There are great arguments for starting young. Yehudi Menuin performed the Brahms violin concerto at the Carnegie Hall when he was just four years old. Aged only nine, Fred Perry made it all the way to the semis at Wimbledon.
However, it doesn’t always work that way. My mate Philip Baum displayed early signs of genius at both music and tennis. At the age of three, he was caught playing tennis in the street with his uncle Yehudi’s Stradivarius violin. Now he’s a clerk at an accountancy firm.
As for my own childhood, I quickly exhibited an unusual if not unique ability: I could run before I could walk.
The stress nearly killed my parents.

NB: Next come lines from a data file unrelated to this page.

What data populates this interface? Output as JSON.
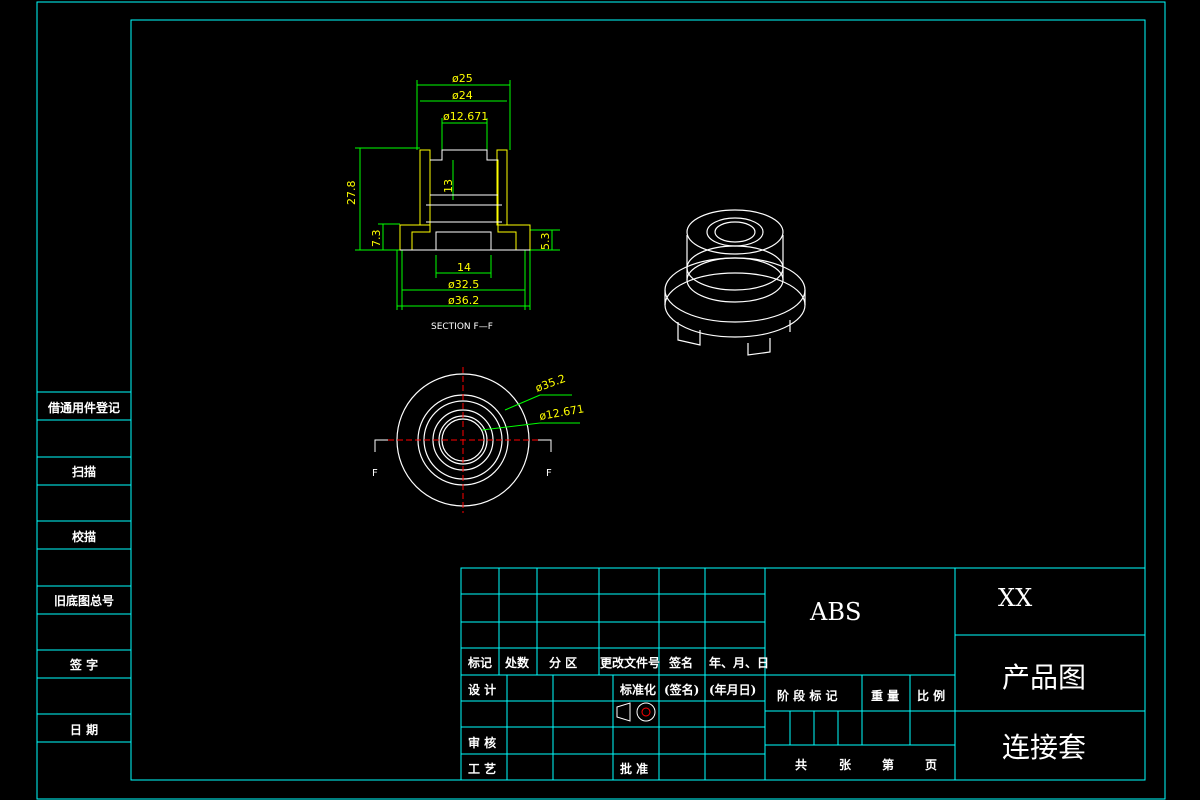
{
  "colors": {
    "background": "#000000",
    "frame": "#00ffff",
    "part": "#ffffff",
    "dimension": "#00ff00",
    "dimension_text": "#ffff00",
    "center_line": "#ff0000",
    "hatch": "#ffff00"
  },
  "side_panel": [
    "借通用件登记",
    "扫描",
    "校描",
    "旧底图总号",
    "签 字",
    "日 期"
  ],
  "section_view": {
    "title": "SECTION F—F",
    "dims": {
      "d25": "ø25",
      "d24": "ø24",
      "d12": "ø12.671",
      "h27": "27.8",
      "h13": "13",
      "h7": "7.3",
      "h5": "5.3",
      "w14": "14",
      "d32": "ø32.5",
      "d36": "ø36.2"
    }
  },
  "top_view": {
    "cut_left": "F",
    "cut_right": "F",
    "d35": "ø35.2",
    "d12": "ø12.671"
  },
  "title_block": {
    "header": [
      "标记",
      "处数",
      "分 区",
      "更改文件号",
      "签名",
      "年、月、日"
    ],
    "design": "设 计",
    "standard": "标准化",
    "sign": "(签名)",
    "date": "(年月日)",
    "review": "审 核",
    "process": "工 艺",
    "approve": "批 准",
    "stage": "阶 段 标 记",
    "weight": "重 量",
    "scale": "比 例",
    "sheets_total": "共",
    "sheets_unit": "张",
    "sheet_no": "第",
    "sheet_page": "页",
    "material": "ABS",
    "company": "XX",
    "drawing_type": "产品图",
    "part_name": "连接套"
  }
}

I’d be laying in my cot, playing with my Telly Tubbies mobile. Then they’d turn their backs for a second and I’d be gone. They’d find me lining up at the start of the South Downs 10, my gripe water bottle brimming with horse steroids dissolved in isotonic sports drink and an elite number pinned to my babygro.

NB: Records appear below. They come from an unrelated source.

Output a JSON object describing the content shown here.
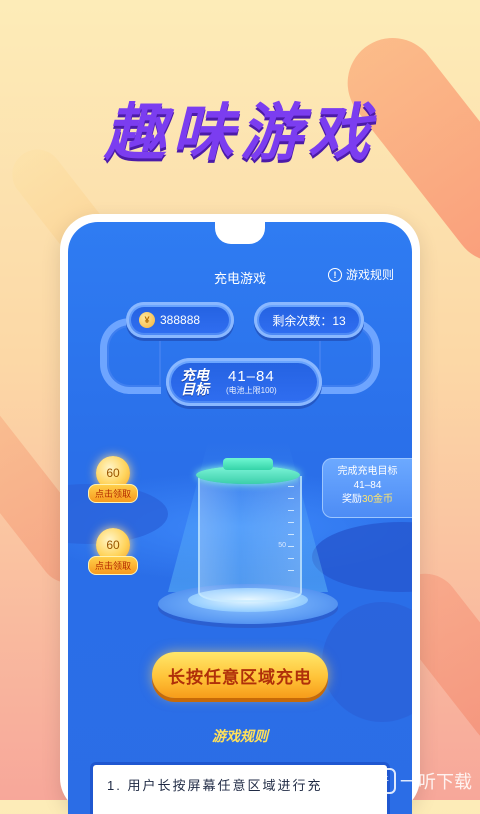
{
  "headline": "趣味游戏",
  "screen": {
    "title": "充电游戏",
    "rules_link": "游戏规则",
    "coins": "388888",
    "coin_symbol": "¥",
    "remaining": "剩余次数：13",
    "target_label": "充电目标",
    "target_range": "41–84",
    "target_note": "(电池上限100)",
    "battery_scale_label": "50",
    "bubbles": [
      {
        "value": "60",
        "action": "点击领取"
      },
      {
        "value": "60",
        "action": "点击领取"
      }
    ],
    "goal_card": {
      "line1": "完成充电目标",
      "line2": "41–84",
      "line3_prefix": "奖励",
      "line3_amount": "30金币"
    },
    "charge_button": "长按任意区域充电",
    "rules_title": "游戏规则",
    "rules_text": "1. 用户长按屏幕任意区域进行充"
  },
  "watermark": {
    "icon": "听",
    "text": "一听下载"
  },
  "colors": {
    "headline": "#7b3df0",
    "screen_bg": "#2f7cf2",
    "button": "#ffc338",
    "battery_cap": "#35d3a8"
  }
}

Indeed, the recent case of the four year-old Indian marathon runner underlines the dangers of introducing youngsters to the sport too early. Children’s joints are still only partially developed, and prolonged periods of repetitive loading, as in running, can produce permanent damage to these sensitive tissues.
On the other hand, kids’ bones are remarkably flexible, which gives them a real advantage on the bends. So parents, use your common sense.

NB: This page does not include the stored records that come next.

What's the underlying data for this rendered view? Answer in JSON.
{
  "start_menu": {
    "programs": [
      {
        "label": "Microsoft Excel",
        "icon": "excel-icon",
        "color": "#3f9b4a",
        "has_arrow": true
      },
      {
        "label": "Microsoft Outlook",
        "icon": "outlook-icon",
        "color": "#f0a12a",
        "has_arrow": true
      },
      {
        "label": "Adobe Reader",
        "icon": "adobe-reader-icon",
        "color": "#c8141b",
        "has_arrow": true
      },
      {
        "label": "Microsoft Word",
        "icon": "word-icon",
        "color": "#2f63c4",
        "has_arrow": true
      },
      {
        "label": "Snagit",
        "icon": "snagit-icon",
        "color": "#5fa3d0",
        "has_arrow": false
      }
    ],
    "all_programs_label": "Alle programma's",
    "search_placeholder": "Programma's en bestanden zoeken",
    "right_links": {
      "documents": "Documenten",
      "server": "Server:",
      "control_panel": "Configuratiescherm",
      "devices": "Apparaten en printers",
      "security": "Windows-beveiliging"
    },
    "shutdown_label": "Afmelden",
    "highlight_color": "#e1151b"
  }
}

In the domestic context, a fit child can be an enormous boon to a household. ‘Be a love, Ronan – just nip back and get my fags. They’re on top of the jumbo pork pie beside the beer rack.’ Or: ‘See that gentleman over there, Lucretia? The one with the fat black wallet sticking out of his pocket? Wouldn’t it be fun to run over and bring it back to Daddy?’
There was a time when a child’s athletic prowess lent prestige to a family.
‘How did Whitney get on at Sports Day?’
‘Not too bad. She came third in the Three-Legged Javelin. How about Verona?’
‘Same as usual. First in the Under-Elevens’ Knife Fighting, the Underwater Wheelbarrow Race and the Iron Child triathlon. Oh, and her team won the One-A-Side Rugby. Bless her.’
Now, of course, any activity that is remotely competitive is considered politically incorrect. This, and the shameful sell-off of school playing fields, is strangling the grass roots of the nation’s future sporting excellence.
At my daughter’s school, they’ve got around this by integrating sport into the academic course work prescribed in the National Curriculum. For instance, when they did the Romans, her class built and raced their own chariots, and two of her friends were partially eaten by lions.
Just one of the many advantages of a private education, I suppose.